David Orrell on Money and McLuhan
Canadian writer and mathematician David Orrell delivered an eerily-timely speech on money and its complex nature only days before the Canadian dollar sank to a six-year low.
Orrell, who wrote the bestselling book Apollo’s Arrow: The Science of Prediction and the Future of Everything, was invited to speak at the Canadian Embassy in Berlin as part of the annual Marshall McLuhan Lecture organized by Transmediale, a festival that explores the intersections of art and digital culture.
During the hour-long lecture, Orrell picked up on McLuhan’s idea that money is a social medium and touched on everything from the origins of currency and its properties to its unpredictable and elusive nature. “Money is very important, but despite its importance and the long history of our relationship with it, we don’t seem to know money very well,” he said. In theory, Orrell explained, the Euro is supposed to bond people together despite national differences, but in reality, the Euro has—in some respects—actually amplified differences between certain regions and polarized society.
A recurring theme was the dualistic nature of money. Price may be an exact number, but real world value is an altogether more abstract, transient and uncertain concept. “Money is conventionally defined as something that serves as a medium of exchange, a store of wealth and a unit of account ... Well, I’m going to risk a rather McLuhan-esque sounding definition: Money is the technology that mediates number and the fuzzy concept of real world value,” he told us.
To explain this concept, Orrell drew from the inherently dualistic philosophy of ancient Greek scientist, philosopher and religious scholar Pythagoras, comparing the Table of Opposites to McLuhan’s categorization of visual and acoustic space.
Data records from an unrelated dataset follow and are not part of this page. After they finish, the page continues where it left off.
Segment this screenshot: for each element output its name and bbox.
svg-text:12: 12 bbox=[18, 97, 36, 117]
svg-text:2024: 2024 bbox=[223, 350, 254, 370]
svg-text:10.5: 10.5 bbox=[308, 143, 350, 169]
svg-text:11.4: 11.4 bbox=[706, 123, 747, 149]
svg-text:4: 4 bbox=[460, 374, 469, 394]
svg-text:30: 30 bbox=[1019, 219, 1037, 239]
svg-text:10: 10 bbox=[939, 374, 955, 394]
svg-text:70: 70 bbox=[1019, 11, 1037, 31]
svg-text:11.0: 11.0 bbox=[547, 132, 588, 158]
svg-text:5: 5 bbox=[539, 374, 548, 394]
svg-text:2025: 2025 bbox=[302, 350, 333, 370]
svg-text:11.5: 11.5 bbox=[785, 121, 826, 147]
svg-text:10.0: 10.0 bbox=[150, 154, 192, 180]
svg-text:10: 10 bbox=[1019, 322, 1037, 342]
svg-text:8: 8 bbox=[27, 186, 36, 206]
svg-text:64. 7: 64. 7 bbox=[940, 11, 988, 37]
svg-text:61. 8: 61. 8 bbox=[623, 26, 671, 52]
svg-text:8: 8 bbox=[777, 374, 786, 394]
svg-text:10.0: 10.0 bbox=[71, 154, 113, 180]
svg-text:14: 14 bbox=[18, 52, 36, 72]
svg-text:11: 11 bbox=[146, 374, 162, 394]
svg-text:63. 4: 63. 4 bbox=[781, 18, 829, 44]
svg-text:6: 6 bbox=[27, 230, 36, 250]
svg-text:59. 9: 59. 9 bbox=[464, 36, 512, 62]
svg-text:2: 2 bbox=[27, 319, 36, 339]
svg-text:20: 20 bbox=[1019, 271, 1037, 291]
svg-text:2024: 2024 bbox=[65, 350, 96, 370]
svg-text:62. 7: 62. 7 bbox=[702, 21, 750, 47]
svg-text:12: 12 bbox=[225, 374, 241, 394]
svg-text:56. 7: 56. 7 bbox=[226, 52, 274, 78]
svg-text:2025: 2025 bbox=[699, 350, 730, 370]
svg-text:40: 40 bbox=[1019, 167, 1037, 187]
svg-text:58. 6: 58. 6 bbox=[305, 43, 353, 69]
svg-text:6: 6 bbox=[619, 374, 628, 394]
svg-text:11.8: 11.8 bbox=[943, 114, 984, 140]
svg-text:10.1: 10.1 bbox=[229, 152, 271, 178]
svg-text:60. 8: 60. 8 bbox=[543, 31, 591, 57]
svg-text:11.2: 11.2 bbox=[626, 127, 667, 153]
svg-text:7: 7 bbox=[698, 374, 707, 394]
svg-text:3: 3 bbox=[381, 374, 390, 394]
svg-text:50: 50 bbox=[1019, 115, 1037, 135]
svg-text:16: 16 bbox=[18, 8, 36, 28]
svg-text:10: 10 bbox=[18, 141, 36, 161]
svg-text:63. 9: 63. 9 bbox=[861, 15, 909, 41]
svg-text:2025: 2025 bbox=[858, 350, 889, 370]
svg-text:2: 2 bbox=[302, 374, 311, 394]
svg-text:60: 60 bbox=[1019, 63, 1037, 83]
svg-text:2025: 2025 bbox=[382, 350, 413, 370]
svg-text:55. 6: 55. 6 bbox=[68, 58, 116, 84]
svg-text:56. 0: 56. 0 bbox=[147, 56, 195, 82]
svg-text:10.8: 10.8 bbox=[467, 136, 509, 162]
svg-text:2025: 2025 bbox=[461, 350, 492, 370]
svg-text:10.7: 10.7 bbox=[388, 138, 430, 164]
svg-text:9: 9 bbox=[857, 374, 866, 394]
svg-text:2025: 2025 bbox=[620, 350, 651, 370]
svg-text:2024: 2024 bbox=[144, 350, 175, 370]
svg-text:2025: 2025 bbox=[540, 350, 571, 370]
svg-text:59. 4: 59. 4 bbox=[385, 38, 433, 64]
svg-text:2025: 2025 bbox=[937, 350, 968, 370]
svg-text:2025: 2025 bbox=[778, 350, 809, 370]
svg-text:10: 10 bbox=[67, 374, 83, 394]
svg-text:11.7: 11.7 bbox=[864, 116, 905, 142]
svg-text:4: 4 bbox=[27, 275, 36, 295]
He then related these ideas to the production of coins, which can be seen as a physical manifestation of the money duality. Essentially, the stamping of a metal blank represents the virtual number aspect, obeying mathematical rules and existing outside of time and space, while the metal is the material body, representing wealth in the real world.
If you have a coin or bill in your pocket, the number written on it is not going to change. However, its value might go up or down with time, like a bag of groceries that has a best before date. Orrell went on to say that perhaps this binary logic behind money—and its constant toggling between sides—is what makes it difficult to understand. “Money is both credit and debit, mind and matter, virtual and real—all at the same time,” he said.
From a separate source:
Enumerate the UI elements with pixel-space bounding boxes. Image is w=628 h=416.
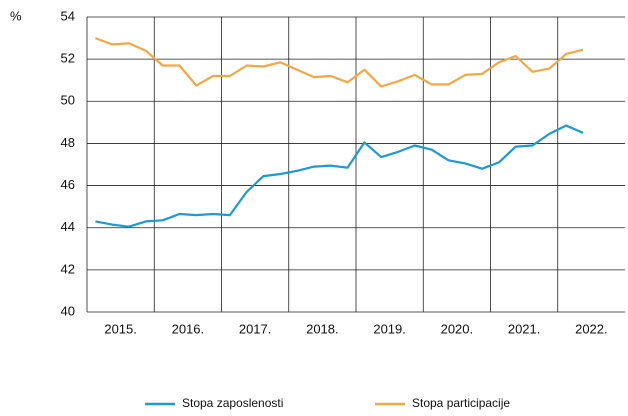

Though he didn’t have any answers on how to bring some order into this sphere, the last trait of money that Orrell named to reiterate its duality seemed particularly poignant.
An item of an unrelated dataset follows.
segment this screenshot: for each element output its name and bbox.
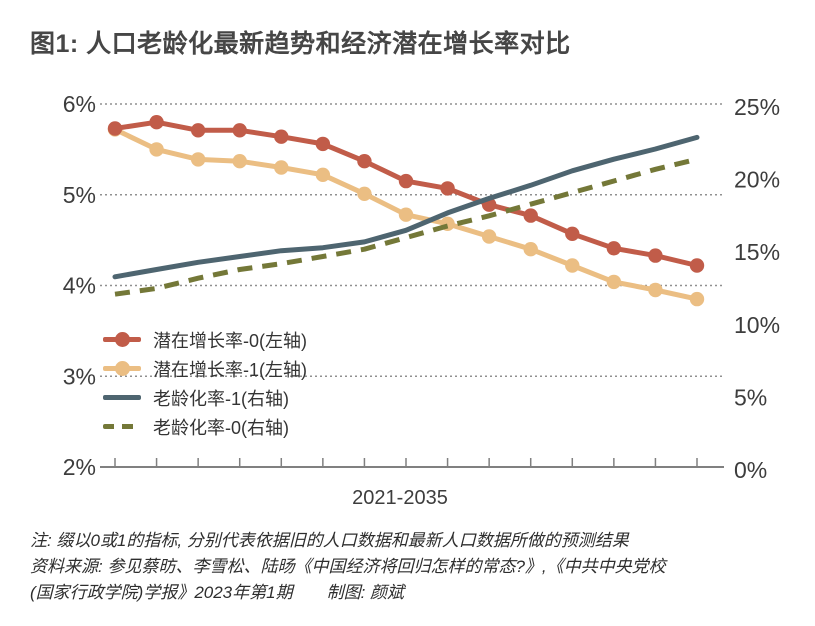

“Money is unlimited. Unfortunately, the world is not,” he said, “There’s this idea, the split between the mental and the physical aspects of money, and it’s acted out on a global scale. We maximize GDP, which is an abstract number, by liquidating the planet, which is the real thing. I think we we need to bring these together—maybe do a kind of monetary yoga that will yolk the mind and the body together in some way.”